A reminder about open source
Note that this assignment is open source.
The repos are public on purpose.
- You are encouraged to consult with one another within and across teams where it helps your learning.
- That does not mean that you can cheat by just copying code from another team.
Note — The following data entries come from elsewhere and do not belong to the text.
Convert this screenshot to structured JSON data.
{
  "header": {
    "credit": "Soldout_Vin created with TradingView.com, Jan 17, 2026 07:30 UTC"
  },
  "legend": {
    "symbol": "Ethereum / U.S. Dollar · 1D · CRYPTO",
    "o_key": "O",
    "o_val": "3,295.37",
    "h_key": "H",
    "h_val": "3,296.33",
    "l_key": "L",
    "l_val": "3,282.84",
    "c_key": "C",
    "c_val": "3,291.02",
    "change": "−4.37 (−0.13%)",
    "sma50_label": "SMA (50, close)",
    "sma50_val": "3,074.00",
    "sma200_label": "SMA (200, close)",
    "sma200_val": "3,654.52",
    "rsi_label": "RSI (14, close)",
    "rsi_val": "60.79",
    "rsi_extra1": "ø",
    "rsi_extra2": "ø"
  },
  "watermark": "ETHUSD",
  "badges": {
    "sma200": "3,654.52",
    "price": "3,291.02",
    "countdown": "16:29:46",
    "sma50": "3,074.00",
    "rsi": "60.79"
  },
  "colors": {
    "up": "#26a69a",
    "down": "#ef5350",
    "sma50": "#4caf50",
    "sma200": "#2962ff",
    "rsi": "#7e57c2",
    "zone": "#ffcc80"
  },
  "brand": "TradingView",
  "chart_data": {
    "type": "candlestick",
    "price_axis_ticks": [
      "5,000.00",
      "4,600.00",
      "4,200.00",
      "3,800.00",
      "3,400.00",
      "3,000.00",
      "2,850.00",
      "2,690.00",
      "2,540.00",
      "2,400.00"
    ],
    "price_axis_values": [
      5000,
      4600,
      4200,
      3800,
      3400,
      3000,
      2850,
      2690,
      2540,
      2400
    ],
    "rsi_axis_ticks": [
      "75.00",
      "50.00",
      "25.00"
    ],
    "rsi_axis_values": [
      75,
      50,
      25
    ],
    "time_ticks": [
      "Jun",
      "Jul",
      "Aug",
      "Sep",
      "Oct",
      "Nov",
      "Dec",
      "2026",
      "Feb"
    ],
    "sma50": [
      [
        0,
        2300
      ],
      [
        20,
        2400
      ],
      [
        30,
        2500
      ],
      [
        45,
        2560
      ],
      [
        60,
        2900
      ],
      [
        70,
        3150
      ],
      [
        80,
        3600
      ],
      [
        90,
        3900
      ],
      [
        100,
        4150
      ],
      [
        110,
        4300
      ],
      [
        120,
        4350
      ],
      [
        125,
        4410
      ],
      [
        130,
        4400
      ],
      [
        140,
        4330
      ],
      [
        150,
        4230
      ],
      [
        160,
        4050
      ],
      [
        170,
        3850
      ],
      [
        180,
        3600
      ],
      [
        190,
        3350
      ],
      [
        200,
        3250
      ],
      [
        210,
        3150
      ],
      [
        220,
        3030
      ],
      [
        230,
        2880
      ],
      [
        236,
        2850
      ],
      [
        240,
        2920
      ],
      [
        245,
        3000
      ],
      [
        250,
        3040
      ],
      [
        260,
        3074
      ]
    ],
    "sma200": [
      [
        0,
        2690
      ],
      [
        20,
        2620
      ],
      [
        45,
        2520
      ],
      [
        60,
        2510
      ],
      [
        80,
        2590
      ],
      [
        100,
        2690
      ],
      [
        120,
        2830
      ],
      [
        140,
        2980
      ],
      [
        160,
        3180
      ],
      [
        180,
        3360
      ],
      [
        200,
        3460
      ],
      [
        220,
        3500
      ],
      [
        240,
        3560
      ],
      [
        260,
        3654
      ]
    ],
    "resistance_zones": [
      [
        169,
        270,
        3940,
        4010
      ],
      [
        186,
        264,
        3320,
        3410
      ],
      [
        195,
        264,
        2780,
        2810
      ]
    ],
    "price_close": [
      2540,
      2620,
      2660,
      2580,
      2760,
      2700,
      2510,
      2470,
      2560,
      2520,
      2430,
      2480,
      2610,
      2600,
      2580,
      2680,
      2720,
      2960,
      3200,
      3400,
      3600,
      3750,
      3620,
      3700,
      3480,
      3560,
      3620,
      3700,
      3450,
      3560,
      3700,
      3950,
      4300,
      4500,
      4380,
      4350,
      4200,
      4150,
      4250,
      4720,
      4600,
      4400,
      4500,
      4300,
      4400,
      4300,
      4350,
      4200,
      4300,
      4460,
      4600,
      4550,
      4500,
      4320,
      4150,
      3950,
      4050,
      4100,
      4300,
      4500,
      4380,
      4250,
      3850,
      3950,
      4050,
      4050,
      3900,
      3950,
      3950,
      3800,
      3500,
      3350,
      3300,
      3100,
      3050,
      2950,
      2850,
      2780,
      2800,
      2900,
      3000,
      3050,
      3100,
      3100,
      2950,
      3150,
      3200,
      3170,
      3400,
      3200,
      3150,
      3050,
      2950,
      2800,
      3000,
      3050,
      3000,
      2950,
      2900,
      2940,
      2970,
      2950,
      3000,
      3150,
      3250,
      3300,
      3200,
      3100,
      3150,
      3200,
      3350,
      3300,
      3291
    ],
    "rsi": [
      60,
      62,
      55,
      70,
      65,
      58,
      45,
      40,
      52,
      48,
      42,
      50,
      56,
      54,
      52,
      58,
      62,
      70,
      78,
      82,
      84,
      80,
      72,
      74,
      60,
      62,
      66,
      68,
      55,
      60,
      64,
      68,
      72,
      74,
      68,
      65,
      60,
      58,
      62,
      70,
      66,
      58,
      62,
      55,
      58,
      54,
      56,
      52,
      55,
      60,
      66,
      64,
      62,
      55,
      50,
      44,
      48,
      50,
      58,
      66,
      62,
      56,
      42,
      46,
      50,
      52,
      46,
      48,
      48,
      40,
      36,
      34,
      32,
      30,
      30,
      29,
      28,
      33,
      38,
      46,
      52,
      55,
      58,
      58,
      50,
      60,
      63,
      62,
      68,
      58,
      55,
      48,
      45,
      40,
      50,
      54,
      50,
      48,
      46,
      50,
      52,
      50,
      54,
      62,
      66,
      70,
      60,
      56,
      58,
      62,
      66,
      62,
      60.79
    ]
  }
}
- You are not permitted to just look at another team’s code, even though you “can”.
- It does mean that you should try to solve the problems as best you can, but you may consult with members of other teams as you work. In that context, you may look at other team’s code.
This isn’t hard. You all know when you are are looking at other team’s work to try to learn, versus when you are just looking at it as a shortcut to learning.
I’m trusting you to do the right thing. This is practice for when, later on, you are all working on different assignments.